CHPO-FM

Portage la Prairie, Manitoba; Canada;
- Broadcast area: Central Plains Region
- Frequency: 93.1 MHz
- Branding: Country 93

Programming
- Format: Country

Ownership
- Owner: Golden West Broadcasting
- Sister stations: CFRY, CJPG-FM

Technical information
- Class: B
- ERP: 27,000 watts
- HAAT: 73.5 metres (241 ft)

Links
- Webcast: Listen Live
- Website: portageonline.com/radio/country93

= CHPO-FM =

Radio station in Portage la Prairie, Manitoba

CHPO-FM is a radio station which broadcasts a country format on the frequency of 93.1 MHz in Portage la Prairie, Manitoba, Canada. This radio station also provides local news, sports and weather to its listeners. The station is owned by Golden West Broadcasting, and is located at 2390 Sissons Drive, along with CFRY and CJPG-FM.

== History ==
The owners received approval by the CRTC on October 2, 2013, which will replace CFRY AM's current repeater, CFRY-FM-1. The new station will broadcast using the same facility and parameters as CFRY-FM-1, with a maximum effective radiated power of 27,000 watts (non-directional antenna with an effective height of antenna above average terrain of 73.5 metres).

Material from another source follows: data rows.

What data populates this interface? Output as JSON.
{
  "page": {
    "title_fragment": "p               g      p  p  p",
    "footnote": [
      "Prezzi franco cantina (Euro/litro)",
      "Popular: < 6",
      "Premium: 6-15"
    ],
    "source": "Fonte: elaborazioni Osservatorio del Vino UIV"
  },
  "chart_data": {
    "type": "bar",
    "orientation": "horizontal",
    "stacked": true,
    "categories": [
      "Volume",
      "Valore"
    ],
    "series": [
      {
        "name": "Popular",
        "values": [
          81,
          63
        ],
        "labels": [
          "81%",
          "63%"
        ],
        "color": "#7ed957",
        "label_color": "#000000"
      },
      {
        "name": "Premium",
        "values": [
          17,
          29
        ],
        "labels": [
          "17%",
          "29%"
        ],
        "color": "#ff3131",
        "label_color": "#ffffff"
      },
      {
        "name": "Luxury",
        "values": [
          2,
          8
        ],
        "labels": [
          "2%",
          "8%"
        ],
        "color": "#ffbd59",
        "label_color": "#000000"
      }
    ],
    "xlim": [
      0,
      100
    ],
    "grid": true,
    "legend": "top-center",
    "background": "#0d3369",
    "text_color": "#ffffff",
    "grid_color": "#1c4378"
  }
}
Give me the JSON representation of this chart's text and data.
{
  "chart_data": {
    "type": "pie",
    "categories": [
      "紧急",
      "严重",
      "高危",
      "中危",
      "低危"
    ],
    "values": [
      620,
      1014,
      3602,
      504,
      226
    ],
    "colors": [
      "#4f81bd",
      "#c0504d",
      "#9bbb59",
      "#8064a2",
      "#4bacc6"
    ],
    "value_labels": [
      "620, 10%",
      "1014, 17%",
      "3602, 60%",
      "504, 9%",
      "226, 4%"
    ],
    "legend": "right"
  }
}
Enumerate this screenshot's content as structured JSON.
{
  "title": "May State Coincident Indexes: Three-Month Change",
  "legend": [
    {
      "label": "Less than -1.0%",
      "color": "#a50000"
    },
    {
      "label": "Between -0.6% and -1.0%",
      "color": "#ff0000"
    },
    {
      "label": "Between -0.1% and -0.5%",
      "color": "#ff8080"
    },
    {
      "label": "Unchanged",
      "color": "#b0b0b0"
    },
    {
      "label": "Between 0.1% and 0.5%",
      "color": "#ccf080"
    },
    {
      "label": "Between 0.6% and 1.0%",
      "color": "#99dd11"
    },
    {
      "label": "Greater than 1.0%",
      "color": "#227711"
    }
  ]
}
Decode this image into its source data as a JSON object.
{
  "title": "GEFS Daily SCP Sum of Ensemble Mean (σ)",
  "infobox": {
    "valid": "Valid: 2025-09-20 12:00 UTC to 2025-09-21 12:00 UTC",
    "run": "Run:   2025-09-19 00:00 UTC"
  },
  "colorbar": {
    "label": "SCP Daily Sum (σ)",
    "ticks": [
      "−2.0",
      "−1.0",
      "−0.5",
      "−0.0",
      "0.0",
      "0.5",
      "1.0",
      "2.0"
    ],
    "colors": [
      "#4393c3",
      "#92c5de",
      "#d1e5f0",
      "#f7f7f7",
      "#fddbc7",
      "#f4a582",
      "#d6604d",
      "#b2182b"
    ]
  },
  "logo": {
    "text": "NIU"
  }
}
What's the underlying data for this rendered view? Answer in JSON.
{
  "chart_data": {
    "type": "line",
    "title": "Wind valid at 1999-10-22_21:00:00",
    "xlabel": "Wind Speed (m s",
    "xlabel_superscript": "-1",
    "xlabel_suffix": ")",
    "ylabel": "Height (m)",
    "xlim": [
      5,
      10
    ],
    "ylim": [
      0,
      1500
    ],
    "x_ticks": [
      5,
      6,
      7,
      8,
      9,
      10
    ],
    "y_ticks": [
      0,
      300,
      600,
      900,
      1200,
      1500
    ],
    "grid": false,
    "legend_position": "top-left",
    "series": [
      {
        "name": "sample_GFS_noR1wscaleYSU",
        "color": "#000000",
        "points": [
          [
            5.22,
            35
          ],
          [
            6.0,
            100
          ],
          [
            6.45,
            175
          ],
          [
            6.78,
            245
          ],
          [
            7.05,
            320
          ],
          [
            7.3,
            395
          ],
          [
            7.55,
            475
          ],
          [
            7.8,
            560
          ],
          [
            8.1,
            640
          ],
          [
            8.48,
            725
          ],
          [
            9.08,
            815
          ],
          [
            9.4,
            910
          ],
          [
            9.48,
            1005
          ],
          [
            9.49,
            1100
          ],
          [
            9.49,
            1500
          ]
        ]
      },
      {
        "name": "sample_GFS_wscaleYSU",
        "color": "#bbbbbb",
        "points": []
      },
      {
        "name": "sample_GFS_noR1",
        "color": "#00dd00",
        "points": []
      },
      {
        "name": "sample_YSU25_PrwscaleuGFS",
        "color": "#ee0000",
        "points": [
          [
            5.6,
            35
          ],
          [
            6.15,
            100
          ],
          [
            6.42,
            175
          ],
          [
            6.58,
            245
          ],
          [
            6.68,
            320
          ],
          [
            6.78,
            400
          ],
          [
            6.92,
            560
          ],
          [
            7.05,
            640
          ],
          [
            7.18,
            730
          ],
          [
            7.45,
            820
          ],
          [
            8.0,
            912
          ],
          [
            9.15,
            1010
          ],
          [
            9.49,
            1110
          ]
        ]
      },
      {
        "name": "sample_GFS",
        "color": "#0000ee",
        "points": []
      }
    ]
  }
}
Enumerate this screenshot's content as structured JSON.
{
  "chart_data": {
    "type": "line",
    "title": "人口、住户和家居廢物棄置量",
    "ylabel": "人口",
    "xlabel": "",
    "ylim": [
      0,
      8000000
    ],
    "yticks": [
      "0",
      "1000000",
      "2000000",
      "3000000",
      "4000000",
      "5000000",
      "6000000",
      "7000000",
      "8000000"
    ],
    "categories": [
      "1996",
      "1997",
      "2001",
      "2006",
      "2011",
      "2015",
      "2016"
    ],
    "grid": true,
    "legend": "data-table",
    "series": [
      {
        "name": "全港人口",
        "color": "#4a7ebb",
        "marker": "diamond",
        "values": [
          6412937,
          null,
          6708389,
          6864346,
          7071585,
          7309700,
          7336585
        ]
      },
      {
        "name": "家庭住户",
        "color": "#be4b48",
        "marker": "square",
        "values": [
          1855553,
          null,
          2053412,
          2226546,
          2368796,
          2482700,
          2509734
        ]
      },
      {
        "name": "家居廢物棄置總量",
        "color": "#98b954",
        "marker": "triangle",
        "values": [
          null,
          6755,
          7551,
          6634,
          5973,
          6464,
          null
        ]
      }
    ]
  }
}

Originally, it was planned to broadcast as CFRY-FM, while its original parent station, CFRY AM, continued its country format. It was later revealed that the station would switch to a classic rock format under the new call letters of CHPO-FM, ending its 19-year FM simulcast as CFRY-1-FM. However, the station instead launched as Country 93.1 FM, the current format.